I shivered again and didn’t answer, just looked for and found the way out of there. No wonder that place was so awful, all those living minds stopped virtually in midthought! They were living dead men who would know nothing of the passage of time when they were brought out of it, who would still think they were the best ever made, who would still be spoiling to face challenges. Work with that? I knew I’d rather be back working for Aesnil in Grelana.

It took us a while to trudge up the ramps that led aboveground, but once we made it the peace and quiet were over. The fighting had long since stopped from the initial attack, but bodies were still being cleared away, wounded were being treated, and the resident Primes without ringing heads were making absolute pains of themselves. I called up my curtain to filter out as much of the mental noise as I could, then sent my mind searching for Rissim and Irin.
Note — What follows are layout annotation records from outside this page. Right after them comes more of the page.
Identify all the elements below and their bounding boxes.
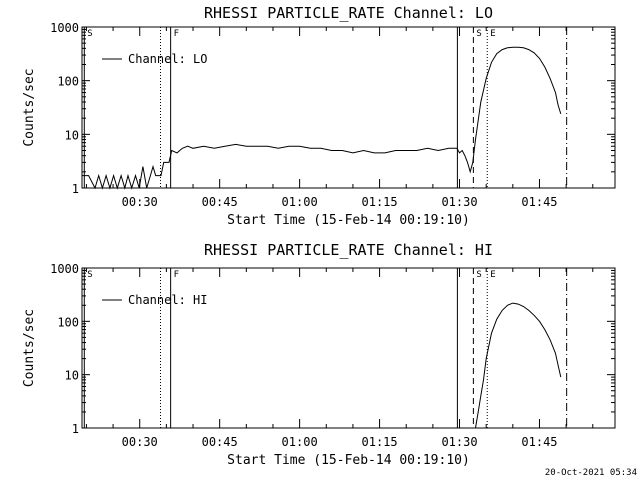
x-tick-label: 00:30 (122, 195, 158, 209)
y-tick-label: 1 (72, 182, 79, 196)
event-marker-label: S (476, 29, 481, 39)
y-tick-label: 100 (57, 315, 79, 329)
x-tick-label: 01:30 (441, 195, 477, 209)
event-marker-label: F (174, 270, 179, 280)
x-tick-label: 01:30 (441, 435, 477, 449)
event-marker-label: S (87, 29, 92, 39)
x-tick-label: 00:30 (122, 435, 158, 449)
y-tick-label: 1000 (50, 262, 79, 276)
x-tick-label: 01:45 (521, 435, 557, 449)
series-line-1 (475, 302, 562, 429)
y-axis-label: Counts/sec (22, 309, 37, 387)
x-tick-label: 00:45 (202, 435, 238, 449)
y-tick-label: 10 (65, 128, 79, 142)
x-axis-label: Start Time (15-Feb-14 00:19:10) (227, 213, 470, 228)
chart-title: RHESSI PARTICLE_RATE Channel: LO (204, 4, 493, 22)
chart-panel-1: RHESSI PARTICLE_RATE Channel: LO 1 10 100 10… (22, 4, 616, 228)
series-line-1 (82, 46, 562, 190)
plot-frame (81, 267, 616, 429)
footer-timestamp: 20-Oct-2021 05:34 (545, 468, 637, 478)
x-axis-label: Start Time (15-Feb-14 00:19:10) (227, 453, 470, 468)
x-tick-label: 01:45 (521, 195, 557, 209)
event-marker-label: S (476, 270, 481, 280)
x-tick-label: 01:00 (282, 435, 318, 449)
event-marker-label: S (87, 270, 92, 280)
x-tick-label: 01:15 (362, 435, 398, 449)
event-marker-label: E (490, 29, 495, 39)
x-tick-label: 01:15 (362, 195, 398, 209)
event-marker-label: E (490, 270, 495, 280)
plot-frame (81, 26, 616, 189)
legend-label: Channel: LO (128, 52, 207, 66)
x-tick-label: 01:00 (282, 195, 318, 209)
y-axis-label: Counts/sec (22, 68, 37, 146)
y-tick-label: 1000 (50, 21, 79, 35)
event-marker-label: F (174, 29, 179, 39)
legend-label: Channel: HI (128, 293, 207, 307)
chart-title: RHESSI PARTICLE_RATE Channel: HI (204, 241, 493, 259)
chart-panel-2: RHESSI PARTICLE_RATE Channel: HI 1 10 100 10… (22, 241, 616, 468)
y-tick-label: 100 (57, 75, 79, 89)
x-tick-label: 00:45 (202, 195, 238, 209)
y-tick-label: 10 (65, 369, 79, 383)
y-tick-label: 1 (72, 422, 79, 436)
I made contact long before I saw them, which meant they were both grinning by the time they were in view. Irin hugged me while Rissim thanked Tammad with slaps to the back that should have knocked him down, then Rissim hugged me while Irin got up on tiptoe and kissed Tammad’s cheek. They’d sent someone to tell Murdock I was all right they said, and then they had to leave to go back to what they’d been doing. We arranged to meet again after things had quieted down a little, and then Tammad and I went searching for a calm corner where we could sit down and talk.
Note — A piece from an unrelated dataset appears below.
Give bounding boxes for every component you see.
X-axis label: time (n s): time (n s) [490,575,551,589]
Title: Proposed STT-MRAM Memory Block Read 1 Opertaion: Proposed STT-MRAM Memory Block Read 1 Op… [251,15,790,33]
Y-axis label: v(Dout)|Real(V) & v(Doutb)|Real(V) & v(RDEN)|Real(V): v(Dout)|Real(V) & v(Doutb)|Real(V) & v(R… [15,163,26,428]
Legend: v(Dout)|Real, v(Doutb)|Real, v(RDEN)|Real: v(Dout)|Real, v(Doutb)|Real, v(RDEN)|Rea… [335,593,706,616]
When I looked into the lounge I was hoping it was empty, but the answer turned out to be, no such luck. Instead of being empty the room held quite a few w’wendaa guarding a number of prisoners, and as soon as they saw me a cheer went up.
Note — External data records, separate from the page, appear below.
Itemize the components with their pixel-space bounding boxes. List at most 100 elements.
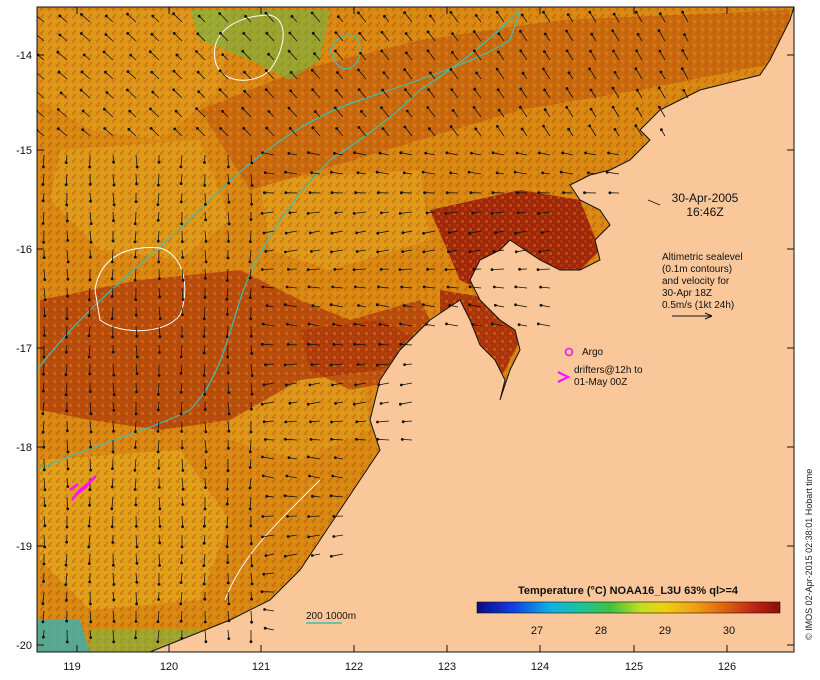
- velocity-arrow: [659, 13, 666, 23]
- velocity-arrow: [181, 477, 184, 490]
- velocity-arrow-head: [403, 363, 406, 366]
- velocity-arrow: [493, 152, 505, 156]
- velocity-arrow: [226, 325, 229, 337]
- velocity-arrow-head: [287, 49, 291, 53]
- sealevel-note-line: 30-Apr 18Z: [662, 288, 712, 299]
- velocity-arrow-head: [103, 127, 107, 130]
- velocity-arrow: [400, 211, 413, 214]
- velocity-arrow-head: [260, 342, 264, 346]
- velocity-arrow-head: [250, 597, 254, 601]
- velocity-arrow: [497, 89, 505, 99]
- velocity-arrow-head: [335, 127, 338, 130]
- velocity-arrow: [198, 91, 206, 99]
- velocity-arrow: [635, 125, 643, 137]
- velocity-arrow: [452, 52, 459, 61]
- velocity-arrow-head: [311, 31, 315, 35]
- velocity-arrow-head: [249, 524, 253, 528]
- velocity-arrow-head: [445, 322, 448, 326]
- velocity-arrow-head: [112, 598, 116, 602]
- velocity-arrow-head: [539, 303, 543, 307]
- velocity-arrow: [567, 14, 574, 23]
- velocity-arrow-head: [468, 250, 472, 254]
- velocity-arrow-head: [156, 408, 160, 412]
- sealevel-contour-south: [224, 479, 321, 601]
- velocity-arrow: [425, 152, 436, 156]
- velocity-arrow-head: [355, 231, 359, 235]
- velocity-arrow: [152, 15, 160, 23]
- velocity-arrow-head: [306, 268, 310, 271]
- velocity-arrow: [65, 572, 68, 585]
- velocity-arrow-head: [249, 317, 253, 321]
- velocity-arrow-head: [156, 450, 160, 454]
- velocity-arrow: [42, 420, 45, 433]
- velocity-arrow: [515, 230, 528, 234]
- velocity-arrow-head: [87, 314, 91, 317]
- velocity-arrow-head: [134, 313, 138, 317]
- velocity-arrow: [66, 325, 68, 338]
- velocity-arrow-head: [250, 620, 254, 624]
- velocity-arrow: [196, 108, 206, 118]
- velocity-arrow: [111, 306, 114, 319]
- velocity-arrow-head: [261, 474, 265, 478]
- velocity-arrow-head: [89, 240, 93, 244]
- velocity-arrow-head: [611, 86, 615, 90]
- velocity-arrow: [288, 344, 298, 346]
- velocity-vectors: [34, 10, 689, 644]
- velocity-arrow-head: [225, 297, 229, 301]
- velocity-arrow-head: [135, 182, 138, 186]
- velocity-arrow-head: [284, 420, 288, 424]
- image-date: 30-Apr-2005: [672, 191, 739, 205]
- velocity-arrow: [491, 268, 505, 270]
- velocity-arrow-head: [449, 171, 453, 175]
- velocity-arrow: [158, 553, 160, 566]
- velocity-arrow: [331, 495, 344, 498]
- velocity-arrow: [354, 211, 367, 214]
- velocity-arrow-head: [400, 438, 404, 441]
- velocity-arrow-head: [156, 218, 160, 222]
- velocity-arrow-head: [64, 393, 68, 397]
- velocity-arrow-head: [103, 107, 106, 111]
- velocity-arrow-head: [225, 525, 229, 529]
- velocity-arrow: [134, 268, 137, 281]
- velocity-arrow: [135, 382, 137, 392]
- velocity-arrow-head: [657, 86, 661, 90]
- velocity-arrow: [403, 420, 413, 423]
- velocity-arrow-head: [203, 620, 207, 624]
- velocity-arrow-head: [80, 13, 83, 16]
- velocity-arrow: [287, 323, 298, 327]
- velocity-arrow: [157, 192, 160, 205]
- velocity-arrow-head: [66, 239, 70, 242]
- colorbar: Temperature (°C) NOAA16_L3U 63% ql>=4 27…: [476, 585, 781, 637]
- velocity-arrow-head: [543, 88, 546, 92]
- velocity-arrow: [309, 382, 321, 386]
- velocity-arrow-head: [634, 10, 638, 14]
- lon-tick-label: 122: [345, 661, 363, 673]
- velocity-arrow: [266, 89, 275, 99]
- velocity-arrow-head: [308, 191, 312, 195]
- velocity-arrow: [173, 70, 183, 80]
- velocity-arrow: [492, 323, 505, 327]
- velocity-arrow-head: [66, 450, 70, 454]
- velocity-arrow: [521, 128, 528, 137]
- velocity-arrow: [244, 90, 252, 99]
- sealevel-legend: Altimetric sealevel (0.1m contours) and …: [662, 252, 743, 320]
- velocity-arrow: [448, 249, 459, 252]
- velocity-arrow-head: [249, 430, 253, 434]
- velocity-arrow: [204, 458, 207, 468]
- velocity-arrow: [540, 286, 551, 289]
- velocity-arrow: [285, 553, 298, 557]
- velocity-arrow: [42, 610, 45, 622]
- velocity-arrow-head: [104, 70, 107, 74]
- velocity-arrow: [515, 304, 528, 308]
- velocity-arrow: [59, 34, 68, 42]
- credit-text: © IMOS 02-Apr-2015 02:38:01 Hobart time: [804, 469, 814, 640]
- velocity-arrow-head: [565, 29, 568, 33]
- velocity-arrow-head: [88, 488, 92, 492]
- velocity-arrow-head: [34, 13, 37, 16]
- map-plot-area: [34, 7, 794, 652]
- velocity-arrow: [250, 363, 253, 376]
- velocity-arrow-head: [181, 503, 185, 506]
- velocity-arrow-head: [380, 30, 384, 34]
- velocity-arrow: [429, 128, 436, 137]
“Chama, we knew you could not have been slain!” one of the women said for all of them, coming forward with pleasure in her mind. “These darayse are naught, and far from the ability required to best you. We feared only that they had harmed you with unfair means.”

“They tried, but happily they didn’t make it,” I answered, speaking in Centran as I stepped farther into the room because the w’wendaa had. Apparently all of our force had been equipped with both languages, and—

“Hey, sweet thing, how about putting in a word for me?” a voice called, startling me into looking around to see Kel-Ten getting to his feet. His gold outfit was dirty and sweat-stained, and a small line of dried blood showed at the corner of his mouth. “After all these hours, I think I’m getting tired of being patient.”

“It’s all right,” I said to the w’wenda nearest him who was reaching for her sword, then moved a few steps closer. “I’m sure the First Prime will prove to be no enemy-once the drugs and conditioning are removed from him.”

“And there’s probably more of it to remove than even I thought,” he said with a grimace, relief showing in his mind when the w’wenda took her hand from her hilt. “I spent hours asking myself why you’d left without me—and then got around to wondering why you’d found it possible to go alone when I hadn’t. I didn’t know then what sort of mind you really had, but the question was enough to start me thinking. When I faced you across the training room and felt you ordering me to have patience instead of begging me to forgive you, I knew something was going on. I thought starting a riot was the least I could do, especially after you’d gotten them ready for it by shaking them up. We were so far into it we almost got cut down by these people of yours, but they seemed to know it wasn’t them we were after.”

“They’re good at knowing things like that,” I agreed with a nod. “When they finally get things straightened out enough to turn you loose, check with one of the technicians before you use a chef to get anything to eat or drink. I know they intend getting rid of the drug programming, but I don’t know when they’ll have time for it. If they haven’t gotten around to it, use someone not in the memory to order for you.”

I started to turn away from him, relieved to have gotten through the conversation so easily, but he wasn’t through. He put a hand on my arm to stop me, and when I looked up at him he grinned.